User experience is a hot term in the tech world, and a growing profession to boot. Derived from human factors, it studies how people use and interact with technology or technological products in an environment. Companies use it to build and redesign websites, to improve customer experience journeys, and basically any level which their online presence interfaces with customers. It can also be used in other areas; human factors, for example, has long been embedded in medical device design. Packaging USB drives is another industry that could use some user experience research as well.

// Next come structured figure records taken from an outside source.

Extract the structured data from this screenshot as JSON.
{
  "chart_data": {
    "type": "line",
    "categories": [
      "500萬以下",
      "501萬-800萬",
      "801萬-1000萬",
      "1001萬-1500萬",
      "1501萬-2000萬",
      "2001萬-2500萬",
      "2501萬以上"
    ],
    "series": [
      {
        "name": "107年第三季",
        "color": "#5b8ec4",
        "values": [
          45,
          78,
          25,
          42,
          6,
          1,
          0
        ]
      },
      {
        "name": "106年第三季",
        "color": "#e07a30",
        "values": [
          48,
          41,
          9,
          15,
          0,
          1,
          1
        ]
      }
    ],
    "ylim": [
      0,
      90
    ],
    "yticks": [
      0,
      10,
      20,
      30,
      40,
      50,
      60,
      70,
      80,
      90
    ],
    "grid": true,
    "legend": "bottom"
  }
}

Using Contextual Inquiry When Packaging USB Drives
Contextual inquiry is one mode of research relating to user experience. It seeks to answer three basic questions about users or customers:
- – Who is the user?
- – What are they trying to accomplish?
- – Where are they trying to do this?
Apply these three questions to your own customers. For example, let’s say that you are handing out custom flash drives at a conference.
- – The users, then, are probably potential and/or current customers.
- – The user is accepting the custom flash drive because they want to learn more about your company. Maybe they just want a free flash drive, but that’s where the content on the drive takes over.
- – They’re picking it up in at a conference. They’re probably picking it up and dropping it in the standard conference bag, a somewhat mindless action.
Knowing all of these things, we can start to get to work on how creating custom packaging will help your organization.
Essentially, we can say with some level of certainty that they probably won’t remember much about your organization from looking at the drive. Popping the custom USB drive in a FlashPad, or FlashPad Wallet, ensures that it has the necessary context for them to remember you and your company. These custom created packaging pieces for USB drives are sturdy and use the same quality materials that we employ when designing luxury packaging. The example to the side includes a message to the recipient–a great example of how to build rapport with a prospective customer–and foam presentation packaging elements to ensure the custom USB drive is safe and secure, perfectly gifted every time.
This is just one potential application for contextual inquiry. Depending on your organizational practices and business, contextual inquiry and user experience research can inform many points that might have previously rested on assumptions.
Packaging USB Drives with Strategy
Conducting contextual inquiry, or other types of user research, is dependent on getting feedback from actual users. It’s important to get out and ask people outside of the organization. As much as your employees might like to think they can morph their brains into a *user mindset,* they can’t. It’s literally impossible to consciously aside our previous experiences, assumptions, and everything else we bring to the table. Starting to ask people what they think will help to shed light on new ideas, confirm old ones, and, ultimately, make any process and product better.